Kendinize arada bir halinizi, hatırınızı sormayı unutmayın. Nasılsın? Bir ihtiyacın var mı? deyiverin. İltifat edin, zararı olmaz. Her dakikaya olmasa da, saat başına küçük bir mutluluk oyunu oynayın. Bakalım bu hafta elimizde neler var? Hazırsak başlıyorum.
ÇİĞ ENGİNAR SALATASI
Öyle şanslıyız ki! Enginar cennetindeyiz. Boy boy enginarın tam zamanı. İsmini yazarken bile canım çekiyor. Bu hafta pazarda öyle çok ve güzelleri var ki, aklımı yitiriyordum. Miniciklerini alıp, ızgara yap, ızgara dediğim, bir ters bir düz. Üstüne bol limon, azıcık tuz, zeytinyağı. Dolması, çanak enginarın her türlüsü.
Ben tazesini bu kadar bol bulduğumda ne mi yapıyorum? Mutlaka çiğ olarak ince ince kıyıyorum. Üstüne taze soğan, dere otu. Ekşili çiğ enginar salatasına doyum olmuyor. Denemediyseniz mutlaka tavsiye ediyorum.
PERİHAN ABLA
Şimdi hepimiz evdeyiz ya, herkes yeni ne bulayım ne izleyeyim derdinde doğal olarak. Özellikle dijital platformlarında dizi ve film çılgınlığı uzun yıllar sürecek gibi görünüyor. E bu kadar izlenecek şey varken neden tam olarak mutlu olamıyoruz diye düşündüm. Sonra geçmişte çok severek izlediğimiz diziler geldi aklıma.
Diğer odadan jenerik müziğini duyduğum anda, koridoru koşarak aştığım Perihan Abla, Bizimkiler, Süper Baba ve daha pek çoğu internet ortamında var. Yeniden izlemek iyi hissettiriyor. Bir ana götürüyor. Çocukluğun masum günlerine, ilk gençlik aşklarına ya da işe başladığınız güne. Üstelik o dizilerin bir bölümü bittiğinde, heyecan içinde bir hafta beklerdik yeni bölüm için, şimdi hepsi ard arda. Çayını, kahveni al istediğine yeniden başla. “Bu mahallede yaşar, bizim Perihan abla...”
TELEFONA BAKMA!
Telefona bakmama zamanı değil, kimse kusura bakmasın. Neredeyse tüm kişisel meraklarımı yanıtladığımız, tek tuşla imkansız sandığımız bilgilere ulaştıran bir teknolojik mucize o!
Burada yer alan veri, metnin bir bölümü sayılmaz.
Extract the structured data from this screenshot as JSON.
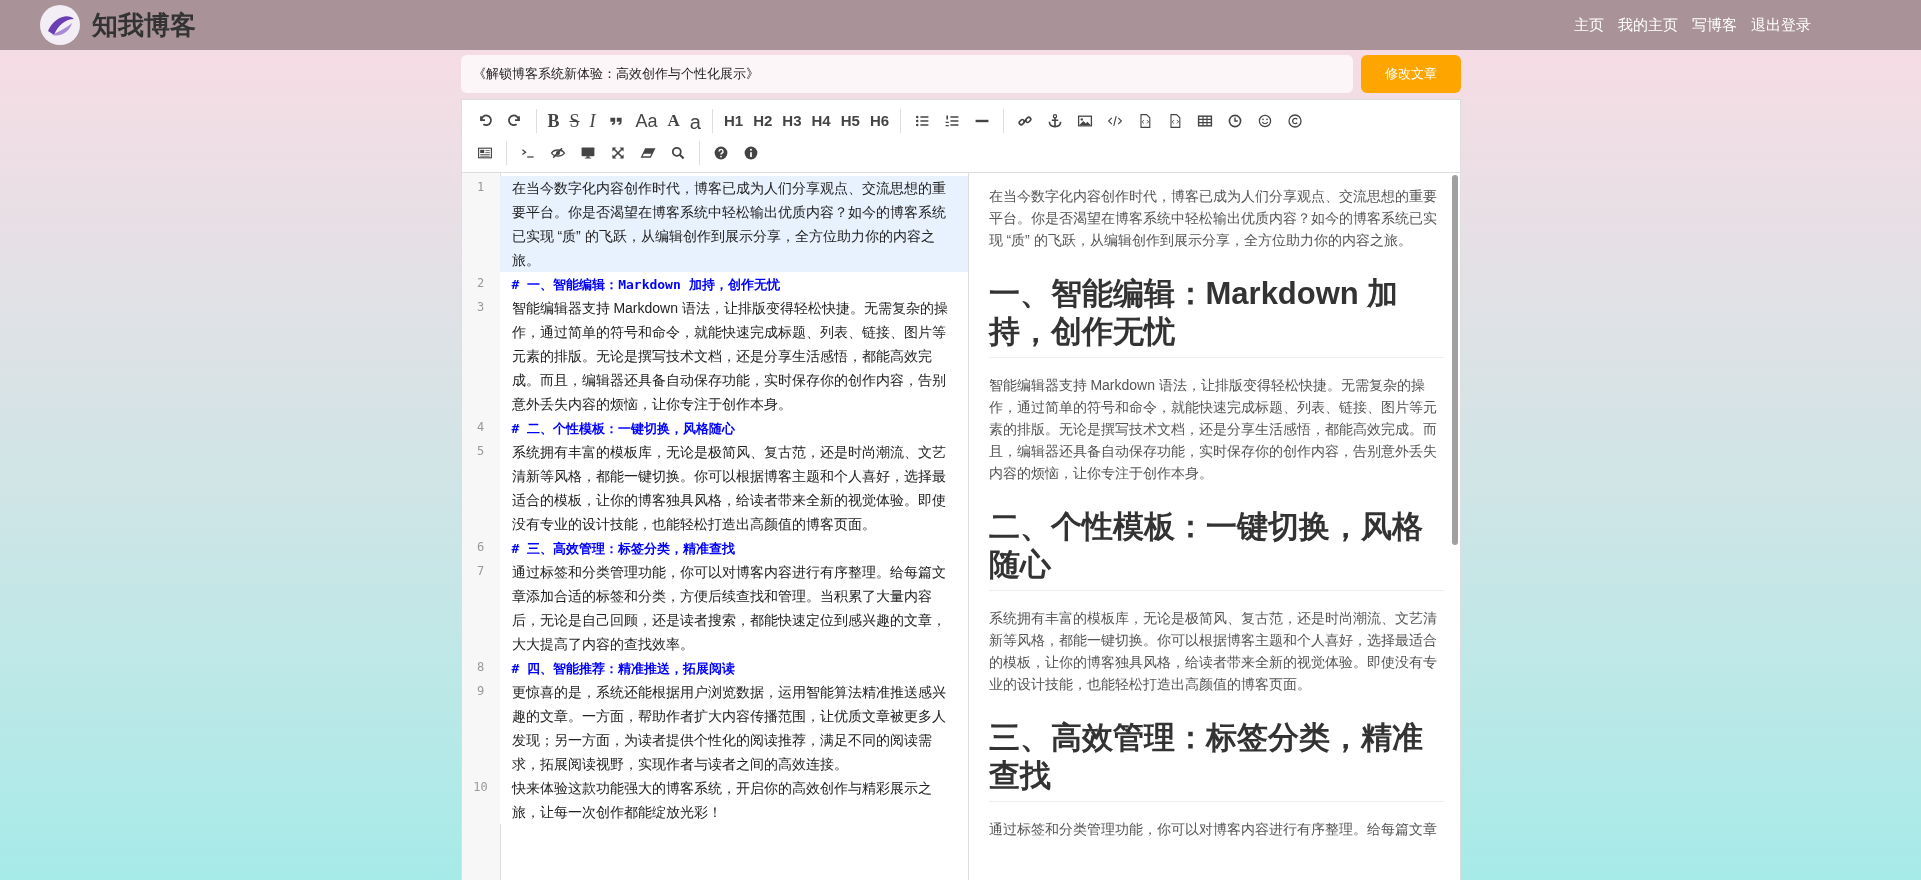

Bağımlısı olmamak lazım, kabul ediyorum ancak “ayy yeter bakma artık o telefona” kısmına katılmıyorum.
Şimdi siz telefona bakarken, kendinizi çok iyi hissedeceğiniz uygulamalar var, genel olarak onlardan söz etmek istiyorum. 1/ Sesli kitap: En güncel, en çok okunan kitaplardan, zamansız klasiklere, kişisel gelişimden, iş kitaplarına binlerce sesli kitap parmağınızın ucunda. Dünyanın her yerinde, günün her saatinde sesli kütüphaneniz hep yanınızda oluyor.
Uygulamaların en güzellerinden biri. 2/ Meditasyon: Her türlü dinlendirici ve iyileştirici ses uygulamalarını bulmak mümkün. Zihninizi boşaltıp konsantrasyonu güçlendirmek için oldukça faydasını görebilirsiniz. 3/ Tek şifre: Siz de şifreleri unutuyorsunuz değil mi? Güvenlik ihtiyacımızın da paralel olarak arttığını düşünürsek hafızamızda tutmamız gereken bir sürü şifre var.
Sosyal medya hesaplarının, e-posta adreslerinin ve mobil uygulamaların şifreleri derken bu liste uzar gider. Bir uygulama ile “Hatırlamanız gereken tek şifre” sloganıyla yola çıkıp şifrelerinizi tek bir ortamda güvenli bir şekilde saklamanızı sağlıyor.